52% of all new brands and 75% of individual product fail within the first year of their launch, according to a study by the IXP marketing Group. Some of these products were viewed as too-good-to-fail. For example, the Segway PT, a revolutionary personal transporter, has not met glorious expectations. New Coke was a controversy-generating flop in the 80s. RJ Reynolds recently invested over $300 million to create a smokeless tobacco, Premier, which never took off.

So Lindstrom tried exploring whether testing could foretell what consumers will like. As a stab at this he organised an experiment around a popular British quiz show, Quizmania. Two hundred American volunteers were then shown a Quizimania pilot – one half viewing it along with a proven success (How Clean is Your House?), the other half got to watch the pilot and a proven failure (The Swan). As they attended the showings they were asked to complete a questionnaire.

The experiment showed a discrepancy between the questionnaire and the brain scans. On the questionnaires, the volunteers claimed that they were more or less as likely to watch How Clean is Your House as The Swan. But their brain scans showed more engagement with How Clean is your House.

As for Quizmania, the volunteers claimed it was the show they would be least likely to watch. But the SST scans told a different story. Quizmania created a greater degree of engagement than the Swan, although less than How Clean. The subject’s brains told a different story than their avowals.

It is a shame that Lindstrom could not have performed the same experiment with Pop Idol. The story goes that Rupert Murdoch did not believe that an American version of the show would work, but his daughter convinced him to try. Thus was American Idol born. Lindstrom would no doubt say that Murdoch could have done SST tests on American volunteers that would have revealed its suitability for an American audience.

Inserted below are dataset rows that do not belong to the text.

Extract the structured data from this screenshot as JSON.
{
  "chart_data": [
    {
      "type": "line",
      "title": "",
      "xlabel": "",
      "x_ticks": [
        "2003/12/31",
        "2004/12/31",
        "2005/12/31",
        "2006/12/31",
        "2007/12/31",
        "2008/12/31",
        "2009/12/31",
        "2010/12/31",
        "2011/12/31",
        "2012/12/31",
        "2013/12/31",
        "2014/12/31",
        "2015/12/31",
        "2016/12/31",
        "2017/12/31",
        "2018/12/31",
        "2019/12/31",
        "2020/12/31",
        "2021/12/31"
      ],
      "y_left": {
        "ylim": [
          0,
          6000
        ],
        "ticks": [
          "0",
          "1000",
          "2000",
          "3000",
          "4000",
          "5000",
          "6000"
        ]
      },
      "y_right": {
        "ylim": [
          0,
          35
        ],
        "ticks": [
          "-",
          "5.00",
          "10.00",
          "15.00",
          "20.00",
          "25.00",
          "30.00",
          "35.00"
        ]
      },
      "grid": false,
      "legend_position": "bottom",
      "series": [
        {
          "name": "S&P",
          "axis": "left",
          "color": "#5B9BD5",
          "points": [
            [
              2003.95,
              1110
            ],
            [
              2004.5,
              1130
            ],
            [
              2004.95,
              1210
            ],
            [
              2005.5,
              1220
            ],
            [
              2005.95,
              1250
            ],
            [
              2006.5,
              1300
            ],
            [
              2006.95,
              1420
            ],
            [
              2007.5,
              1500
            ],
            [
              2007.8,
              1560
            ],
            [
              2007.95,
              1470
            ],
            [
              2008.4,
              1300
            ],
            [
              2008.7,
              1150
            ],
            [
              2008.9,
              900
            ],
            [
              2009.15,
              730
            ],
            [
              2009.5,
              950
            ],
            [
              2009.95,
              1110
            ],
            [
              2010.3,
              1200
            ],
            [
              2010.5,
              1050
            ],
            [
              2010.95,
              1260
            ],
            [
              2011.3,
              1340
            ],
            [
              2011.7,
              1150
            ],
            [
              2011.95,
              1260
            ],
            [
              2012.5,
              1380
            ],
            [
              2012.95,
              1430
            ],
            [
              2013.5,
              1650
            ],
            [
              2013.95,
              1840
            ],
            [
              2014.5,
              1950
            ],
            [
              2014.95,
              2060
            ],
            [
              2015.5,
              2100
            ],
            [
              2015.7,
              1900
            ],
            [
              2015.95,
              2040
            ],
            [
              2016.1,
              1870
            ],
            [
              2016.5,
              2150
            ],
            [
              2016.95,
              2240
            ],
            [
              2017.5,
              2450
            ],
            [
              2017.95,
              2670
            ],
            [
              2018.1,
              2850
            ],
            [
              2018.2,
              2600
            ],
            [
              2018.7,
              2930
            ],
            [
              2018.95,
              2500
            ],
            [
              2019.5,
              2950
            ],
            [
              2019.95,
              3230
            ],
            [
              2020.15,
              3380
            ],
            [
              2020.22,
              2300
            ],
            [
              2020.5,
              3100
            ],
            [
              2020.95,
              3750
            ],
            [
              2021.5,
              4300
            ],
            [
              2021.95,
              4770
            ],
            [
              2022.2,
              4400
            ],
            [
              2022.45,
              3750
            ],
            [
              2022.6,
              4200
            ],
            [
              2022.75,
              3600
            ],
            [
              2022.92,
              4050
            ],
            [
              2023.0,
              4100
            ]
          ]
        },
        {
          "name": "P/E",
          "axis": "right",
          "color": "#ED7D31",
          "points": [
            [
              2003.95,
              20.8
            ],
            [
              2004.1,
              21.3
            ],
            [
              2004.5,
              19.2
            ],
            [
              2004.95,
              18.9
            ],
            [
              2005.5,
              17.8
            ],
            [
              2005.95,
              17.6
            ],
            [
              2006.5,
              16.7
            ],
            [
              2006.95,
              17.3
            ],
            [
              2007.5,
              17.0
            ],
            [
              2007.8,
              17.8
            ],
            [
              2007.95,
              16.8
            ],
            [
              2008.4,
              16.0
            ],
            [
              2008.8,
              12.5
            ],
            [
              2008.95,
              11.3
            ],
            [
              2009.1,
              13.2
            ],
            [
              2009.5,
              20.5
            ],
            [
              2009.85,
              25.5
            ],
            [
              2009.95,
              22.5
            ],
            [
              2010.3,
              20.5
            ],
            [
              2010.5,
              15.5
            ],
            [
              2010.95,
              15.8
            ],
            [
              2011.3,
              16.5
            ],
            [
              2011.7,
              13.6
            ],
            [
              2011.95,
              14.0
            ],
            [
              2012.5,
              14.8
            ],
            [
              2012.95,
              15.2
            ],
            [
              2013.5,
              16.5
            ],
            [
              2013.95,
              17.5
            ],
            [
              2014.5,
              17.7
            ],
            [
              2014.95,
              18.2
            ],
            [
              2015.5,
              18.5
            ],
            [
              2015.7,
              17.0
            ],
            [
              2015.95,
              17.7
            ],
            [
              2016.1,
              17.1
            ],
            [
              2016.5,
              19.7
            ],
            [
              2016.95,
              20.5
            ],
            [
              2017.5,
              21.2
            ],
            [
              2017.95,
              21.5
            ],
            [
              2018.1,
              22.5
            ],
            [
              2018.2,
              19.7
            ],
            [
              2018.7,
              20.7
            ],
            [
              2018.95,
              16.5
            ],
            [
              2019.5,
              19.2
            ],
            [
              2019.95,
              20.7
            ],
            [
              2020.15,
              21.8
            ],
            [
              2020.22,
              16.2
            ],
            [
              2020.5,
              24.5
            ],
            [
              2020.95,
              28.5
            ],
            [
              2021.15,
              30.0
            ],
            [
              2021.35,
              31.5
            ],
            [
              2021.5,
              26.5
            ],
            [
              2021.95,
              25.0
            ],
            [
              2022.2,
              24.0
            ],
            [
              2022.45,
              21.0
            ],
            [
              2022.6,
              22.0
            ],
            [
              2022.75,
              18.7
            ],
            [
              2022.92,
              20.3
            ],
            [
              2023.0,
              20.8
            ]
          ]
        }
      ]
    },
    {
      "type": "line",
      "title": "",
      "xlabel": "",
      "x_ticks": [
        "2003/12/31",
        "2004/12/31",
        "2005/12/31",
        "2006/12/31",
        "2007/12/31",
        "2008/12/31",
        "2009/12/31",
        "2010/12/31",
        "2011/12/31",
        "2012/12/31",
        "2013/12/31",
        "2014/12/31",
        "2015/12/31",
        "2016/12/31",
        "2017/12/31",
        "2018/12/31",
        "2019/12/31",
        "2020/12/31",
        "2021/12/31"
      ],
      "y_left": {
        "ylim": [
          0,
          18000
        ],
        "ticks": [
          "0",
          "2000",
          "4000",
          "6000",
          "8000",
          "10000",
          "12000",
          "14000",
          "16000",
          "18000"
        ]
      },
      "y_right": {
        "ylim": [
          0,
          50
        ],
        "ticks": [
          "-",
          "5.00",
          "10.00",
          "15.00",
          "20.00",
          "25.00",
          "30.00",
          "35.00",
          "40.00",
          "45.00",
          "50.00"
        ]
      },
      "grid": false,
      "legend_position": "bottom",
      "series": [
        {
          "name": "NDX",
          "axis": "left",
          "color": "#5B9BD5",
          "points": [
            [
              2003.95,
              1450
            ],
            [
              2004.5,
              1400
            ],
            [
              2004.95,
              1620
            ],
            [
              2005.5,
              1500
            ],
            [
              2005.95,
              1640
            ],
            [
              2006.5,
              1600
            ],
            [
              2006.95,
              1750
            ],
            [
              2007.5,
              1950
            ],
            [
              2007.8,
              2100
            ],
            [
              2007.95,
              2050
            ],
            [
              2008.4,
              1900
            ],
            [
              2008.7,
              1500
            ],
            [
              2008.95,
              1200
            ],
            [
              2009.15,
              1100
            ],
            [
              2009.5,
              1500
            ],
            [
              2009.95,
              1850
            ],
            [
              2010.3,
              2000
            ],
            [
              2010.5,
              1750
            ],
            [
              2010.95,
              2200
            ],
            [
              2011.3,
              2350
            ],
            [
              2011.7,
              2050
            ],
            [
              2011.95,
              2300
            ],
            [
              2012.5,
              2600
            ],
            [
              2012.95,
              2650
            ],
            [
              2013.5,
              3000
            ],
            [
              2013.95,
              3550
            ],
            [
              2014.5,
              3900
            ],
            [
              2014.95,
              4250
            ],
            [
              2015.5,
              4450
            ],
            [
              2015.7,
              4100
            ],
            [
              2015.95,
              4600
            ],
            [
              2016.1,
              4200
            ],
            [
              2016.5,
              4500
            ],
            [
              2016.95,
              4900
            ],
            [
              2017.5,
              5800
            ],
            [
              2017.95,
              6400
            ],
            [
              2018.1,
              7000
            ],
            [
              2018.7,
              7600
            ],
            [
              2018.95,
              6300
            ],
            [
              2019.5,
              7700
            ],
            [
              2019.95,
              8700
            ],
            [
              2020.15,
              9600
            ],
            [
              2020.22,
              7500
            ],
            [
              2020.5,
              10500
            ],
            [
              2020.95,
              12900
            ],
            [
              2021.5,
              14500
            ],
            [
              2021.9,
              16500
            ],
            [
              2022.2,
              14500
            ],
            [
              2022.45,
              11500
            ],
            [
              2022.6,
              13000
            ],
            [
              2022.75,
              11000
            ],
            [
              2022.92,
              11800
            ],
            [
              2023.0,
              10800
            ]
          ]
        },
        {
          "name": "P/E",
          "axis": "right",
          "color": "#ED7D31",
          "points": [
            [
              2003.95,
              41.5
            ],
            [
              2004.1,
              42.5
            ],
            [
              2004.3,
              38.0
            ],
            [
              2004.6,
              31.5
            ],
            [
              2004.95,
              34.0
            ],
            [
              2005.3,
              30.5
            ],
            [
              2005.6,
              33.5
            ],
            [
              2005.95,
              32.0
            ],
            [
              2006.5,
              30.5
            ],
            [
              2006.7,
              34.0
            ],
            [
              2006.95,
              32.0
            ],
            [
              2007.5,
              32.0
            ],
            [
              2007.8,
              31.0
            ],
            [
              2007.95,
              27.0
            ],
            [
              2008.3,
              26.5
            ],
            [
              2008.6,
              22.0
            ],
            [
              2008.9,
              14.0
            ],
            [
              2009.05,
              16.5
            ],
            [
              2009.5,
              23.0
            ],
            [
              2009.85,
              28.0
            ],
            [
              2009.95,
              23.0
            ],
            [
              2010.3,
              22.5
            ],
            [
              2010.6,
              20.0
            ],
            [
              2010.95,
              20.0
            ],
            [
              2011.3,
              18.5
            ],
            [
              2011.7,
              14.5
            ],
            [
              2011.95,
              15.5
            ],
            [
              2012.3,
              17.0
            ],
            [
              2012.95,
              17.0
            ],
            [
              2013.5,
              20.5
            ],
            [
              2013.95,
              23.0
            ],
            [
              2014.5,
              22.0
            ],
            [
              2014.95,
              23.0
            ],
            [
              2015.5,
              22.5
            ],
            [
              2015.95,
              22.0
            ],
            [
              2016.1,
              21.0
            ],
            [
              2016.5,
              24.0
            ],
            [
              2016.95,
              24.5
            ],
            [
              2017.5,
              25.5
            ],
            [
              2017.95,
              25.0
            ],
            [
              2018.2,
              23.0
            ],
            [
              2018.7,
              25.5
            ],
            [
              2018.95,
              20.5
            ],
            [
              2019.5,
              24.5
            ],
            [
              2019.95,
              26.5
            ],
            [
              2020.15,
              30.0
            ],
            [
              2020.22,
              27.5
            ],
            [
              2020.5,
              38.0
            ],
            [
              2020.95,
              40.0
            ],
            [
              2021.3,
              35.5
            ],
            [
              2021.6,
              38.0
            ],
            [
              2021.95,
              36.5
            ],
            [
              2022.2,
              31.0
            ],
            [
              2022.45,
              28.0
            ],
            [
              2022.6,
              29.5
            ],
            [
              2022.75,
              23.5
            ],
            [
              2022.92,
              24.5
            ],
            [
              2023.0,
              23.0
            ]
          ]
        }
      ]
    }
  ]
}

It is said that a drawing is better than a thousand words. Martin Lindstrom would probably revise that saying: a brain scan is more illuminating than a thousand marketing questionnaires. Indeed, he predicts that more and more companies will be trading pencils for SST caps. Traditional market research will face increasing pressure from neuromarketing tools. Of course, there is still the affordability hurdle. After all, Lindstrom’s project required $7 million, or about $3,500 per scan. Ever the positive thinker, he predicts that as the tools become more popular, demand will make the tools cheaper, easier and more available. An SST helmet might be in your future.